K-Number: K162224 · 2016-09-22

ApplicantCmt Medical Technologies, Ltd.
Decision Date2016-09-22
Product CodeKPR
Advisory CommitteeRA
DecisionSubstantially Equivalent

Device Summary

ArtPix Mobile EZ2GO is a medical device manufactured by Cmt Medical Technologies, Ltd.. It received FDA 510(k) clearance on 2016-09-22 under approval number K162224. The device is classified under product code KPR. It was reviewed by the RA advisory panel.
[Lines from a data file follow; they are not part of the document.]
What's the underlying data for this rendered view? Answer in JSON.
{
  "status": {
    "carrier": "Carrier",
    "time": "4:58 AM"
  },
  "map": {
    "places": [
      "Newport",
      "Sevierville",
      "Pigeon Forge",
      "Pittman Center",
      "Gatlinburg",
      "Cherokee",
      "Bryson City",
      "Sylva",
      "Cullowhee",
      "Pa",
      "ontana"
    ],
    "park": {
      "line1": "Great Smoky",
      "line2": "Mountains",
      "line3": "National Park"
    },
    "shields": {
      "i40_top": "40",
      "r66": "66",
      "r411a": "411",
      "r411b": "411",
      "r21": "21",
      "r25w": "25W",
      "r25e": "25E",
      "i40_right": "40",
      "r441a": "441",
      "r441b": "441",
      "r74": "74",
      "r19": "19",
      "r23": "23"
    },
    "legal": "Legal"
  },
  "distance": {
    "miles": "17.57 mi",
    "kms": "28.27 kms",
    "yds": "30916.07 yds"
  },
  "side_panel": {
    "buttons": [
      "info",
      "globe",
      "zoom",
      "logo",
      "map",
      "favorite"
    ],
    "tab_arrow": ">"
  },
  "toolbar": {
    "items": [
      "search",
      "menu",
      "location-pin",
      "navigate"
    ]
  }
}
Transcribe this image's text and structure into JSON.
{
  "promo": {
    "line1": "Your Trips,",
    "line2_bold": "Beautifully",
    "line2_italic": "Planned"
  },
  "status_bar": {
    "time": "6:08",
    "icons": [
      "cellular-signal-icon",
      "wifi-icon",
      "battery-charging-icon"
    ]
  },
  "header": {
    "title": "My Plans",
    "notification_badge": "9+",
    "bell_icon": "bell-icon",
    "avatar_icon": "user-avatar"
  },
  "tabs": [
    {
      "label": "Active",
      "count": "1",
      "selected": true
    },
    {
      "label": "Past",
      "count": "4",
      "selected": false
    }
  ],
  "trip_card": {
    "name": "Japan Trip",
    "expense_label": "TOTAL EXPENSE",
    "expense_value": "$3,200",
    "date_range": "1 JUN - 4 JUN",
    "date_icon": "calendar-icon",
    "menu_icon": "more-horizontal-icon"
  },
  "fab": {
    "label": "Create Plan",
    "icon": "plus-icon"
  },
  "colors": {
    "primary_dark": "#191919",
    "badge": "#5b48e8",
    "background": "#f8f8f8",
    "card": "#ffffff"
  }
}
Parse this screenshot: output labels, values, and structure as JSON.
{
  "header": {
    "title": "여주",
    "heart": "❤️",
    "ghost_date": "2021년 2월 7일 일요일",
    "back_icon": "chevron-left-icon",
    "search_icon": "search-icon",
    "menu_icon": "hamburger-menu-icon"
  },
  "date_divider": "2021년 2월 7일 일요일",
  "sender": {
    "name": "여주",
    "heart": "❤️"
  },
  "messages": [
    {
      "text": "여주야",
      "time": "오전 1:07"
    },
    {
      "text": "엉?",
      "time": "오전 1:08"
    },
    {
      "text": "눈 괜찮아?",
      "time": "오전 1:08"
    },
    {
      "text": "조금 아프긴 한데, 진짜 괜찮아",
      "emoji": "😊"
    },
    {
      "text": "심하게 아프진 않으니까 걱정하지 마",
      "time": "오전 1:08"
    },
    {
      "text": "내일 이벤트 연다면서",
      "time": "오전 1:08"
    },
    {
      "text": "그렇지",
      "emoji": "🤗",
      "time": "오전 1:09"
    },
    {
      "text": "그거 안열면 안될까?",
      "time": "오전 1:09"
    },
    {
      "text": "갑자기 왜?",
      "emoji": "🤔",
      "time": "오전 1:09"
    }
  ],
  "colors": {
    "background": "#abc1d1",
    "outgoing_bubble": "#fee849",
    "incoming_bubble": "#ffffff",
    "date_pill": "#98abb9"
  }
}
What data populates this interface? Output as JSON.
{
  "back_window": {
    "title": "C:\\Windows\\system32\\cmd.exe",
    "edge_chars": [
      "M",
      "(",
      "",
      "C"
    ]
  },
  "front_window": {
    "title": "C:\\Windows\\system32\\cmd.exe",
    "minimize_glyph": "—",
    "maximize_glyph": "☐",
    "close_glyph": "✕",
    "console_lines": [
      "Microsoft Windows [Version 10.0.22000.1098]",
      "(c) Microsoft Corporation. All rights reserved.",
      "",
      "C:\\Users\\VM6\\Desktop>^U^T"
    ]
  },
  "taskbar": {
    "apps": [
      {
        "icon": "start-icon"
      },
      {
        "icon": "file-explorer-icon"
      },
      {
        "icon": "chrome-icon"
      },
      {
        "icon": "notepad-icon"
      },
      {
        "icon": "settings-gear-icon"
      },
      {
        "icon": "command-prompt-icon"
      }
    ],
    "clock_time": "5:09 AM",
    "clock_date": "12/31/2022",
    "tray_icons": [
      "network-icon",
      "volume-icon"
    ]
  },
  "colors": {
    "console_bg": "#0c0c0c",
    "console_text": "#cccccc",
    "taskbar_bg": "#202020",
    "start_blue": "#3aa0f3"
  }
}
FDA Decision: Substantially Equivalent.

Frequently Asked Questions

What is the ArtPix Mobile EZ2GO?

ArtPix Mobile EZ2GO is a medical device that received FDA 510(k) clearance on 2016-09-22. It is manufactured by Cmt Medical Technologies, Ltd.. The 510(k) number is K162224.

When was ArtPix Mobile EZ2GO approved by the FDA?

ArtPix Mobile EZ2GO received FDA 510(k) clearance on 2016-09-22, under approval number K162224.

What company makes ArtPix Mobile EZ2GO?

ArtPix Mobile EZ2GO is manufactured by Cmt Medical Technologies, Ltd..

What is the FDA product code for ArtPix Mobile EZ2GO?

The FDA product code for ArtPix Mobile EZ2GO is KPR.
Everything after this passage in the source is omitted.